Your comment claims that you do so to get the content-type of the file, but FileHeader is actually never used. And why would it be? You know what the type of the file is, you just wrote it. So the separate read of the first 512 bytes is unneeded.
Actually, it's all unneeded — Instead of making a file on disk, using a zip.Writer to write to the file, re-opening the file from disk, reading it into a byte array, and then writing that byte array to the HTTP client, you could simply either have the zip.Writer write directly to the HTTP client (if you don't care about setting Content-Length), or have it write to a bytes.Buffer and then copy that buffer out to the HTTP client (if an accurate Content-Length is important to you).

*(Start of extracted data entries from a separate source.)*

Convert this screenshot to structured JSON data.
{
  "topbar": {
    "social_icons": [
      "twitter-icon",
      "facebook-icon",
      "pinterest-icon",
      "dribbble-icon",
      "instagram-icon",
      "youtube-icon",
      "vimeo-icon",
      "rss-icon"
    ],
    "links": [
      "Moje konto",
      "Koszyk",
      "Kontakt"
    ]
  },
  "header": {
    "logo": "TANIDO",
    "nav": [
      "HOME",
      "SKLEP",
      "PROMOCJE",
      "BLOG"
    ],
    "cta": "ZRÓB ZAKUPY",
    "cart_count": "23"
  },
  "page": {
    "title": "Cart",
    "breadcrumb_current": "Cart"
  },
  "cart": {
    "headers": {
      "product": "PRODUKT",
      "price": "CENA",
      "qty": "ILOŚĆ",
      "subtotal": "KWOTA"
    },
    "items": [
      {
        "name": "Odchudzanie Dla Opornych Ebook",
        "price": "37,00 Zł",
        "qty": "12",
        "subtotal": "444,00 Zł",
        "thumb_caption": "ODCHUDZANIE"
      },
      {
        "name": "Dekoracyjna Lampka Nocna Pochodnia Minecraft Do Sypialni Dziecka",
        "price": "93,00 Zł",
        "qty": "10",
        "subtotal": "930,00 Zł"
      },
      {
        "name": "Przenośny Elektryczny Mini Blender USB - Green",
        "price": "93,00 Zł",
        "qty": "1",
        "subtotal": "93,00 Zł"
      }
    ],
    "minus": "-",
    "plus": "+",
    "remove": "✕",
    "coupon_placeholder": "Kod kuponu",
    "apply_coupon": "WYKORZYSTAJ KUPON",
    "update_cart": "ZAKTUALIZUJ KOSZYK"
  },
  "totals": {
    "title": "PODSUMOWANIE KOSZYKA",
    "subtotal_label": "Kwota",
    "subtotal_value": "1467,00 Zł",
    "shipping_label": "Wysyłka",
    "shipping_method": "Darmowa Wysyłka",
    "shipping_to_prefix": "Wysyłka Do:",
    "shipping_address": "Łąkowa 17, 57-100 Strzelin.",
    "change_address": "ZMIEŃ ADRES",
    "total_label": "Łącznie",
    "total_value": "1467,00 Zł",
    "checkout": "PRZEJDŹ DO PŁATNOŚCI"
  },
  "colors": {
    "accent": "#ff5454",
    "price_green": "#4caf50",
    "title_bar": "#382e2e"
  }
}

The first version looks like:
w.Header().Set("Content-Disposition", "attachment; filename=template.zip")
w.Header().Set("Content-Type", "application/zip")
zipw := zip.NewWriter(w)
// Your for loop to add items to the zip goes here.
//
zipw.Close() // plus error handling
And the second version looks like:
buffer := &bytes.Buffer{}
zipw := zip.NewWriter(buffer)
// Your for loop to add items to the zip goes here.
//
zipw.Close() // plus error handling
w.Header().Set("Content-Disposition", "attachment; filename=template.zip")
w.Header().Set("Content-Type", "application/zip")
w.Header().Set("Content-Length", strconv.FormatInt(buffer.Length(), 10))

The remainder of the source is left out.